Hi everyone! Today I’m going to talk about making a writing plan.

Note: This is not for everyone, but for those of you who are super organized and like to have things planned out, I highly recommend this.

What is a writing plan? Well, basically a writing plan is a plot out of all the steps to writing your novel and getting it published. It can be as specific or as vague as you want it to be, and you can change it over time. The writing plan isn’t a strict timeline that you have to follow or suffer the consequences, it’s only a rough estimation of the time it will take to complete the steps to writing and publishing your novel.

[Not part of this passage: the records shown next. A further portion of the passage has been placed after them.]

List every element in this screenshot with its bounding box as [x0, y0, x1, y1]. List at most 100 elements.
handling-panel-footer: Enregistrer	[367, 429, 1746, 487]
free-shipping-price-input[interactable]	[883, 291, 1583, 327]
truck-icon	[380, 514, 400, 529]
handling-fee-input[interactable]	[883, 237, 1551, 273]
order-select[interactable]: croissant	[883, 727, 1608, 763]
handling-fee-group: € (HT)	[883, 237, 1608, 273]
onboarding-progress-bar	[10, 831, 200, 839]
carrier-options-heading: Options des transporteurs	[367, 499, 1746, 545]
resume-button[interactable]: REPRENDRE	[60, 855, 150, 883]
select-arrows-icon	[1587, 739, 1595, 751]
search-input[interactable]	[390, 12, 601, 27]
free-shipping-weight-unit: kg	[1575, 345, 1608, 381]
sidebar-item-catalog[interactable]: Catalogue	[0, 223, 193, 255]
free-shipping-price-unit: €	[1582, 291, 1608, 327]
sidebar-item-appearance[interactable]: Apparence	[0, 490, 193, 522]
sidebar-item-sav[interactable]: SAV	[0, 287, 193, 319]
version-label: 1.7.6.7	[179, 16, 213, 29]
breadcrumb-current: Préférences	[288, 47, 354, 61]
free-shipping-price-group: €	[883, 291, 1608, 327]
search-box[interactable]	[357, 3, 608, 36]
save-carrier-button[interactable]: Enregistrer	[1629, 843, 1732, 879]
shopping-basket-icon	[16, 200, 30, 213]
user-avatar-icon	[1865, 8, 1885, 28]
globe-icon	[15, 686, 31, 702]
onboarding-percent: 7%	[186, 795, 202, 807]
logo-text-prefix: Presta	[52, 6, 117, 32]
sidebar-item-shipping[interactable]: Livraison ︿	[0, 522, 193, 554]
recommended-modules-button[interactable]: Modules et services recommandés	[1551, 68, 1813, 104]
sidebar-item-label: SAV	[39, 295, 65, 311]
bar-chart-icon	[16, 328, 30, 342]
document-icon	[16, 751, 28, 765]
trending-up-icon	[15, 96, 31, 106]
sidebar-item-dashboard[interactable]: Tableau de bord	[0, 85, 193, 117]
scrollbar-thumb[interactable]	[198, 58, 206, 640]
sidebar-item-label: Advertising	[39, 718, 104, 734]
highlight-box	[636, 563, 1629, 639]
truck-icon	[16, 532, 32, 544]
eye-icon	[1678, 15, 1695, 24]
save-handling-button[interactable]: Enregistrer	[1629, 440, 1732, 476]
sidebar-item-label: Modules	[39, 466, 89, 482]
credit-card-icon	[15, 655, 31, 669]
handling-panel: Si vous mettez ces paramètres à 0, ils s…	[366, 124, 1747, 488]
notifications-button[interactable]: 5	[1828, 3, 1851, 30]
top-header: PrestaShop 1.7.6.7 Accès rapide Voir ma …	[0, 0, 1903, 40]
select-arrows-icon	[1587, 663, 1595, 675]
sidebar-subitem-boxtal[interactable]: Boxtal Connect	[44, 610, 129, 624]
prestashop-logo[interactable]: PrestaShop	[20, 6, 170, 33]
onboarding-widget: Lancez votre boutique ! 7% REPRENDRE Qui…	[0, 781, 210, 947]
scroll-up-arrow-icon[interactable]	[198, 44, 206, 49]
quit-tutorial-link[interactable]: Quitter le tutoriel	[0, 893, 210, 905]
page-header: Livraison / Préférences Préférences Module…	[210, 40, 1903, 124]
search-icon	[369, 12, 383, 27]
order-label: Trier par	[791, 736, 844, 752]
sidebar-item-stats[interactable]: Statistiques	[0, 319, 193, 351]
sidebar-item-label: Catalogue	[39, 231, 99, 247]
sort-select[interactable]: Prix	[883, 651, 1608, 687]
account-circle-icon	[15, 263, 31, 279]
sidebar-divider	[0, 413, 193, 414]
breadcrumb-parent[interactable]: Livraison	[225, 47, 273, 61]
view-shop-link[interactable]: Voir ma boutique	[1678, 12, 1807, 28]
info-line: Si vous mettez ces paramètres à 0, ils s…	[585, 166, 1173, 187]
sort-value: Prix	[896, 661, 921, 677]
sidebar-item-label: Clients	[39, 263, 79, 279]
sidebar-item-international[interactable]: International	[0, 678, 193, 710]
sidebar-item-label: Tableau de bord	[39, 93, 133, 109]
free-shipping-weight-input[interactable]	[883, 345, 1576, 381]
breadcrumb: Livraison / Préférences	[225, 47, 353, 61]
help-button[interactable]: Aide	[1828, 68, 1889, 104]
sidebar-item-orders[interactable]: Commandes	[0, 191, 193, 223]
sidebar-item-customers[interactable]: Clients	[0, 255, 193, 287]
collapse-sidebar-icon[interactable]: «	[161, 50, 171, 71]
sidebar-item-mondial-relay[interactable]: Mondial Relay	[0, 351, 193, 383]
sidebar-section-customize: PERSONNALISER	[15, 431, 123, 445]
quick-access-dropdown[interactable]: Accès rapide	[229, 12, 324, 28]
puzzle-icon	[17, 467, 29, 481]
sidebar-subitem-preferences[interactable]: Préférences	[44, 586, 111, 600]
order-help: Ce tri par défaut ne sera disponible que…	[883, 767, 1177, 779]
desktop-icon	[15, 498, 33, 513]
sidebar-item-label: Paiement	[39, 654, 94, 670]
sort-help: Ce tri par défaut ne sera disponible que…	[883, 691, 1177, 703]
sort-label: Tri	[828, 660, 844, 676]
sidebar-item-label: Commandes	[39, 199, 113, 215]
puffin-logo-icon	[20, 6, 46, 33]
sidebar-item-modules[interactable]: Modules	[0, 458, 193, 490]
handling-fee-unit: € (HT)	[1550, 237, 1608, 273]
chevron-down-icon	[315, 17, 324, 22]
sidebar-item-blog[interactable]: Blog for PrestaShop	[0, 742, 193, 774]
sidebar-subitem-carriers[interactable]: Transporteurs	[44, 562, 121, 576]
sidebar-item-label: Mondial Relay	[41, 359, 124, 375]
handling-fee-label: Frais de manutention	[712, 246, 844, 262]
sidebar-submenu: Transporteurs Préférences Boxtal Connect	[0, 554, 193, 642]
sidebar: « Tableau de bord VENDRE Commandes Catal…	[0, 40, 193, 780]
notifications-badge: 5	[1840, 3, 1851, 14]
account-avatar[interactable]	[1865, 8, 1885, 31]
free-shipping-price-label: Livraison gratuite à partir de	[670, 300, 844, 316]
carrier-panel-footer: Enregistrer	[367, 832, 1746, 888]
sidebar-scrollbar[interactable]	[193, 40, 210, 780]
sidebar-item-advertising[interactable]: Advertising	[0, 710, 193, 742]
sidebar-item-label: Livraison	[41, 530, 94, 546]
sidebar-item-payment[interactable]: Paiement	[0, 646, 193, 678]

The first thing you do is brainstorm the list of steps you want to take. Below is a list of the steps I use (I will cover all these steps in The Path to Publication.):

*Pre-outline

*Outline

*Write first draft

*Put novel aside for at least six weeks

*Read through manuscript

*Make structure changes

*Do a general edit

*Edit grammar and other specific stuff

*Give to a beta reader

*Edit accordingly

*Send to a professional editor

*Re-read and edit as many times as necessary

*Write a query

*Edit query as many times as necessary

*Re-read both novel and query one last time

*Send to agents

Pick and choose what steps you want to use, and add more if you want. Next, add the goal times you want to finish your project. Here is an example of a step in my writing timeline: September 1- September 30: Read through the manuscript and edit. Give yourself more time than you think you’ll need, because life always happens and throws unexpected distractions your way.

After that, set a minimum for how many scenes you want to outline a day for your outline, and how many words you want to write a day for your first draft. I’ll talk more about choosing how many words to write a day as you get closer to writing your first draft.

Compile all your information into one big list, or chart if you are so inclined, and you’ll be set!